Back in 1988, Ronald Reagan’s HHS announced an expanded interpretation of abortion funding prohibition regarding Title X funds, determining that no organization which encouraged or promoted abortion would receive federal funds. The left denounced this approach as a ‘gag rule’ and a potential First Amendment violation. This led to the case, several years later, of Rust v. Sullivan before the Supreme Court – which ultimately vindicated Reagan’s rule. But the policy was discarded during the Clinton presidency and never fully restored.

Right now, no organization is allowed to use the government’s family planning dollars for abortion. Planned Parenthood gets around that law, Domenech explains, by drawing an “artificial line” between its abortion clinics and its other family planning services — “even when those are located in the same facility, and essentially funded jointly.”

If President Trump reinstated Reagan’s “co-location” rule, Planned Parenthood could still get Title X funds, but they wouldn’t be able to offer those services in the same clinics where they perform abortions. They’d have to split up their offices — probably at great expense. Ultimately, Planned Parenthood would be forced to choose between dropping their abortion services from any location that gets Title X dollars or moving those abortion operations offsite. Either way, it puts a major dent in the group’s bottom line.

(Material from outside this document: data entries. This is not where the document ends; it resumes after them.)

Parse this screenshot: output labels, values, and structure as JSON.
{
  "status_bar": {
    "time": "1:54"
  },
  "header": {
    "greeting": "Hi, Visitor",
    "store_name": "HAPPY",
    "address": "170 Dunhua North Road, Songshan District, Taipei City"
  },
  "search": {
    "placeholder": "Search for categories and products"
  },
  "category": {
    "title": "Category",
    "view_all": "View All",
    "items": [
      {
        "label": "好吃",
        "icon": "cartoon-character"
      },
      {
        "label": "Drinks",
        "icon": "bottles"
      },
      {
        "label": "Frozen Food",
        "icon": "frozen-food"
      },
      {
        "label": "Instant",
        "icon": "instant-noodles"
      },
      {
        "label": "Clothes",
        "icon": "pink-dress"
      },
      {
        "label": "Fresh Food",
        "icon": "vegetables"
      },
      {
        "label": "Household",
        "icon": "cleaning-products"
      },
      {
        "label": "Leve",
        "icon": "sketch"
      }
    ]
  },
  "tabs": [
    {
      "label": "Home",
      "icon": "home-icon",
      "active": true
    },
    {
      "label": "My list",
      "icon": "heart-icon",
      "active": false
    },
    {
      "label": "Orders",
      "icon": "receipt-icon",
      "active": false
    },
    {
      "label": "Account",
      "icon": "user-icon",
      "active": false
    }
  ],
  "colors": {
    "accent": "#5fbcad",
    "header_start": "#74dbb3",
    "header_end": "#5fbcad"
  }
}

What’s more, Yuval Levin pointed out when the reconciliation bill failed in 2015, “The Supreme Court has already vindicated Ronald Reagan’s rule on the matter, meaning that the next president could lawfully adopt the same approach to determining how these funds are distributed — and in one act dramatically undercut Planned Parenthood.” Lucky for us, that “next president” happens to be pro-life. And if he’s as frustrated with Planned Parenthood’s taxpayer-funded piggy bank as the rest of us, this is one way he can do something big about it.

Conservatives will get another crack at Planned Parenthood’s federal gravy train — hopefully soon. Until then, $80 million they get under Title X is a major step to the ultimate goal: ending taxpayers’ forced partnership with abortion for good.